Question

I am writing a preferences editor tool (see http://www.tempel.org/PrefsEditor). It is effectively a GUI version of the defaults command.

I have trouble reading (let alone writing) preferences of random sandboxed applications, though.

For instance, when I try to get the keys of the Maps app, I get NULL returned:

CFArrayRef prefs = CFPreferencesCopyKeyList (CFSTR("com.apple.Maps"), kCFPreferencesCurrentUser, kCFPreferencesAnyHost);

However, the defaults command is able to read those prefs:

defaults read com.apple.Maps

I like to know how the defaults command accomplishes this, trying to do the same in my tool.

Was it helpful?

Solution

try that:

CFPropertyListRef prop = CFPreferencesCopyValue(CFSTR("ElementsVersion"),
CFSTR("/Users/karsten/Library/Containers/com.apple.Maps/Data/Library/Preferences/com.apple.Maps"),
CFSTR("kCFPreferencesCurrentUser"),
CFSTR("kCFPreferencesAnyHost"));

seems you need the path to the file, not just the bundle-id

OTHER TIPS

Karsten’s answer is correct but for the sake of completeness, the defaults command uses the undocumented _CFPreferencesCopyApplicationMap() function to retrieve the full URL of the preferences.

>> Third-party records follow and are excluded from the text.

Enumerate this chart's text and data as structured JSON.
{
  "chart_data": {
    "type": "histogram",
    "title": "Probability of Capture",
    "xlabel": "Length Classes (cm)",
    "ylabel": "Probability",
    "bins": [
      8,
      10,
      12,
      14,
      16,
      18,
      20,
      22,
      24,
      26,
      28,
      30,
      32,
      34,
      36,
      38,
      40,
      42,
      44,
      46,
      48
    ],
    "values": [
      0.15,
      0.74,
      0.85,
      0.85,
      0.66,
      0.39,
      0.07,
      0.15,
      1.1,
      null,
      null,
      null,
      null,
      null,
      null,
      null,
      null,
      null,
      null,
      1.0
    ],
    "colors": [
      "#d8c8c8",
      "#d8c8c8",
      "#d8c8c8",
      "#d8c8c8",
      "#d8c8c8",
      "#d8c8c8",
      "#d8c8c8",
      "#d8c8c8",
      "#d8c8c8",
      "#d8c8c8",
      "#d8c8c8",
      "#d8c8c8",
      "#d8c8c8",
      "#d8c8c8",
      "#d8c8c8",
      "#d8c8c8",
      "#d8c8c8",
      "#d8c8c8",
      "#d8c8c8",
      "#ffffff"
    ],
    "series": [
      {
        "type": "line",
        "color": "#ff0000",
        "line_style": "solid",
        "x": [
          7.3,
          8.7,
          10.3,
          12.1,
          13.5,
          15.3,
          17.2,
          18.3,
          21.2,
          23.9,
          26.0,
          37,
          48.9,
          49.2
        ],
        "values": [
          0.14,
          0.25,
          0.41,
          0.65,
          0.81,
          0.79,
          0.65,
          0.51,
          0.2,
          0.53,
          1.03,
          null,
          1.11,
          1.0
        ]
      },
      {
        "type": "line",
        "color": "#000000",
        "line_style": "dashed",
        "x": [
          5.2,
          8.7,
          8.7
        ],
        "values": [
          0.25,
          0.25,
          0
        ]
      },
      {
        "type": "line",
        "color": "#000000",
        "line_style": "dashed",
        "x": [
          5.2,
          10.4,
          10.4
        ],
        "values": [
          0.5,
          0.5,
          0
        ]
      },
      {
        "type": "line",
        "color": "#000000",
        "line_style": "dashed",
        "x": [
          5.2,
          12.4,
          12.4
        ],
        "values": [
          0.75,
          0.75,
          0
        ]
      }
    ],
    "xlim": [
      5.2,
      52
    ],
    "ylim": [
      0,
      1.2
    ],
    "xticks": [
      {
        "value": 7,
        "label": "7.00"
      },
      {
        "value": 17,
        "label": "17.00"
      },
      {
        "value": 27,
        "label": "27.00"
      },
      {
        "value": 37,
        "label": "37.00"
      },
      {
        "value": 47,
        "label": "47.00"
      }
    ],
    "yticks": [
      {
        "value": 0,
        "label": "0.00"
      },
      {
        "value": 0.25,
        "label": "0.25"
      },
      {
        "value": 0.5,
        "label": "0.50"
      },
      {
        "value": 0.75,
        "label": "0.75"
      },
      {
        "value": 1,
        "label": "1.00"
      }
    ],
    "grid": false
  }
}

#import <CoreFoundation/CoreFoundation.h>

extern CFDictionaryRef _CFPreferencesCopyApplicationMap(CFStringRef userName, CFStringRef hostName);

int main(int argc, char *argv[])
{
    @autoreleasepool
    {
        CFDictionaryRef applicationMap = _CFPreferencesCopyApplicationMap(kCFPreferencesCurrentUser, kCFPreferencesAnyHost);
        CFArrayRef urls = CFDictionaryGetValue(applicationMap, CFSTR("com.apple.mail"));
        CFShow(urls);
        CFRelease(applicationMap);
    }
}

I've added to 0xced's excellent answer so that the code can be packaged into a command-line tool that accepts the bundle ID as an argument. Forgive me if this is obvious to experienced Mac programmers, but as someone who has never used CoreFoundation I found this to be non-trivial.

#import <CoreFoundation/CoreFoundation.h>

extern CFDictionaryRef _CFPreferencesCopyApplicationMap(CFStringRef userName, CFStringRef hostName);

int main(int argc, char *argv[]) {
    @autoreleasepool {
        if (argc < 2) {
            // Print usage string & exit.
            fprintf(stderr, "usage: GetPrefDomains bundle_id\n");
            exit(1);
        }
        
        // Get the bundle ID from the first command-line argument.
        CFStringRef bundleID = CFStringCreateWithCString(NULL, argv[1], kCFStringEncodingUTF8);
        
        // Get the list of preference domain urls.
        CFDictionaryRef applicationMap = _CFPreferencesCopyApplicationMap(kCFPreferencesCurrentUser, kCFPreferencesAnyHost);
        CFArrayRef urls = CFDictionaryGetValue(applicationMap, bundleID);
        
        // If no urls exist (invalid bundle ID), exit.
        if (!urls) {
            fprintf(stderr, "No preference domains found.\n");
            exit(0);
        }
        
        // Print the paths to the preference domains.
        CFIndex urlsCount = CFArrayGetCount(urls);
        for (int i = 0; i < urlsCount; i++) {
            CFURLRef url = CFArrayGetValueAtIndex(urls, i);
            CFStringRef path = CFURLCopyPath(url);
            printf("%s\n", CFStringGetCStringPtr(path, kCFStringEncodingUTF8));
        }
        
        // Clean up.
        CFRelease(bundleID);
        CFRelease(applicationMap);
    }
}

Save the code as GetPrefDomains.m, compile, and invoke as: GetPrefDomains com.apple.mail

This was useful to me because surprisingly the defaults command is case-sensitive and misbehaves silently with certain Apple applications that are under the filesystem protections in SIP on Mojave 10.14 or later (Safari & Mail, most notably). Add in the fact that Apple's capitalization rules are not consistent (com.apple.mail vs. com.apple.Notes), sandboxed preference paths, and the fact that that the filesystem is not case-sensitive and you quickly run into some very frustrating edge cases.